Could I just ask about paragraph 4.3 of the Explanatory Memorandum? Once again, I am not sure exactly what to make of it. It says:
“The enabling powers for the regulations (found in sections 46 and 47 of the CCA)”—
that is, the Crime and Courts Act—
“are not yet in force. It is our intention to commence sections 46 and 47 before the regulations are made, but after they have been laid in draft and debated by both Houses of Parliament”.
Does that mean that we will end up with a situation where the relevant sections have been commenced but there are no regulations in existence, or am I misinterpreting what is indicated in paragraph 4.3? It would be helpful if the noble Baroness could clarify what exactly it means in practical terms.

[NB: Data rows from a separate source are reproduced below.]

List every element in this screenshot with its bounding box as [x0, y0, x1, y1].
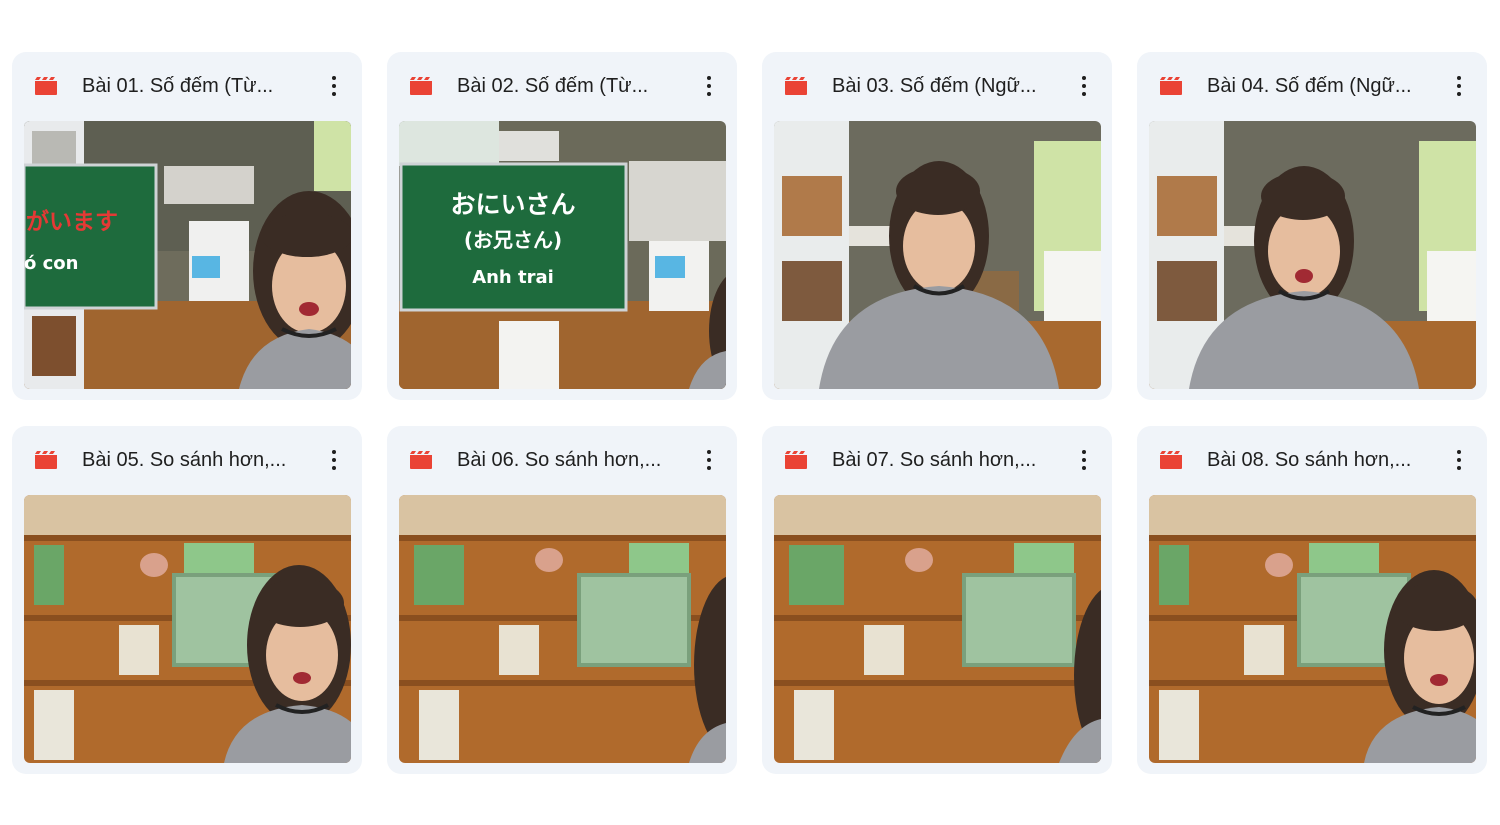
- more-options-button[interactable]: [1072, 446, 1096, 474]
- file-card-header[interactable]: Bài 04. Số đếm (Ngữ...: [1137, 52, 1487, 120]
- file-card-header[interactable]: Bài 02. Số đếm (Từ...: [387, 52, 737, 120]
- more-options-button[interactable]: [322, 72, 346, 100]
- video-icon: [35, 77, 57, 95]
- video-icon: [35, 451, 57, 469]
- video-thumbnail[interactable]: [1149, 121, 1476, 389]
- more-options-button[interactable]: [1447, 72, 1471, 100]
- board-text-line2: ó con: [24, 253, 78, 274]
- file-card[interactable]: Bài 05. So sánh hơn,...: [12, 426, 362, 774]
- file-card-header[interactable]: Bài 05. So sánh hơn,...: [12, 426, 362, 494]
- more-options-button[interactable]: [697, 446, 721, 474]
- file-title[interactable]: Bài 04. Số đếm (Ngữ...: [1207, 72, 1429, 100]
- board-text-line3: Anh trai: [472, 267, 554, 288]
- board-text-line2: (お兄さん): [464, 228, 562, 252]
- video-thumbnail[interactable]: [774, 121, 1101, 389]
- file-card[interactable]: Bài 03. Số đếm (Ngữ...: [762, 52, 1112, 400]
- video-thumbnail[interactable]: [1149, 495, 1476, 763]
- video-icon: [410, 451, 432, 469]
- video-icon: [410, 77, 432, 95]
- video-icon: [1160, 451, 1182, 469]
- file-card[interactable]: Bài 01. Số đếm (Từ... がいます ó con: [12, 52, 362, 400]
- board-text-line1: おにいさん: [450, 190, 575, 219]
- video-thumbnail[interactable]: [399, 495, 726, 763]
- file-card[interactable]: Bài 07. So sánh hơn,...: [762, 426, 1112, 774]
- file-card[interactable]: Bài 04. Số đếm (Ngữ...: [1137, 52, 1487, 400]
- file-card-header[interactable]: Bài 03. Số đếm (Ngữ...: [762, 52, 1112, 120]
- more-options-button[interactable]: [322, 446, 346, 474]
- file-title[interactable]: Bài 01. Số đếm (Từ...: [82, 72, 304, 100]
- video-icon: [1160, 77, 1182, 95]
- more-options-button[interactable]: [697, 72, 721, 100]
- file-card-header[interactable]: Bài 06. So sánh hơn,...: [387, 426, 737, 494]
- video-icon: [785, 451, 807, 469]
- file-grid: Bài 01. Số đếm (Từ... がいます ó con Bài 02.…: [0, 0, 1500, 825]
- file-title[interactable]: Bài 02. Số đếm (Từ...: [457, 72, 679, 100]
- video-thumbnail[interactable]: [774, 495, 1101, 763]
- file-title[interactable]: Bài 05. So sánh hơn,...: [82, 446, 304, 474]
- file-card[interactable]: Bài 08. So sánh hơn,...: [1137, 426, 1487, 774]
- file-title[interactable]: Bài 08. So sánh hơn,...: [1207, 446, 1429, 474]
- video-icon: [785, 77, 807, 95]
- file-title[interactable]: Bài 06. So sánh hơn,...: [457, 446, 679, 474]
- file-title[interactable]: Bài 03. Số đếm (Ngữ...: [832, 72, 1054, 100]
- file-card-header[interactable]: Bài 07. So sánh hơn,...: [762, 426, 1112, 494]
- file-card-header[interactable]: Bài 08. So sánh hơn,...: [1137, 426, 1487, 494]
- video-thumbnail[interactable]: がいます ó con: [24, 121, 351, 389]
- video-thumbnail[interactable]: [24, 495, 351, 763]
- video-thumbnail[interactable]: おにいさん (お兄さん) Anh trai: [399, 121, 726, 389]
- more-options-button[interactable]: [1072, 72, 1096, 100]
- more-options-button[interactable]: [1447, 446, 1471, 474]
- file-card[interactable]: Bài 06. So sánh hơn,...: [387, 426, 737, 774]
- file-card-header[interactable]: Bài 01. Số đếm (Từ...: [12, 52, 362, 120]
- file-title[interactable]: Bài 07. So sánh hơn,...: [832, 446, 1054, 474]
- board-text-line1: がいます: [26, 208, 118, 235]
- file-card[interactable]: Bài 02. Số đếm (Từ... おにいさん (お兄さん) Anh t…: [387, 52, 737, 400]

I have just one other point. I think the noble Baroness said that the changes would probably be expected to recover another £2 million that is not being recovered at the moment. Is that expected to be from a significant number of people, or is the argument—and obviously the reason for these regulations—that it is a fairly limited number of people who are withholding, able to withhold or not paying quite significant sums of money? The Minister has given the figure for the money that should be and is not being clawed back at the moment, but are we talking about a relatively limited number of Mr and Mrs Bigs in this world who are withholding or able not to pay the contribution towards the legal aid, or does it cover a large number of people in that position who will make up the £2 million total that it is hoped will be retrieved under these regulations?
My Lords, I thank the noble Lord, Lord Rosser, for his questions. On his first question on commencement, the answer is quite technical. Would he be happy for me to write to him?
I say this seriously, even though it may sound a facetious comment. Could the noble Baroness persuade whoever writes the letter to write it in language that even I might be able to understand? That would be very helpful.
I totally support the noble Lord on his wish to receive letters in plain English. I shall put in that request.
On the number of people and the amount that I mentioned, the amount is an estimate of money accruable to legal costs after confiscation and living expenses. The numbers are not known, but the noble Lord will be pleased to hear that we do not have massive numbers of people undertaking this type of criminal activity, so I cannot imagine that the numbers are huge. I will correct that comment if I am wrong, but I would not have thought that it would constitute a significant number of people at all.
I shall write to the noble Lord on the first question, in plain English.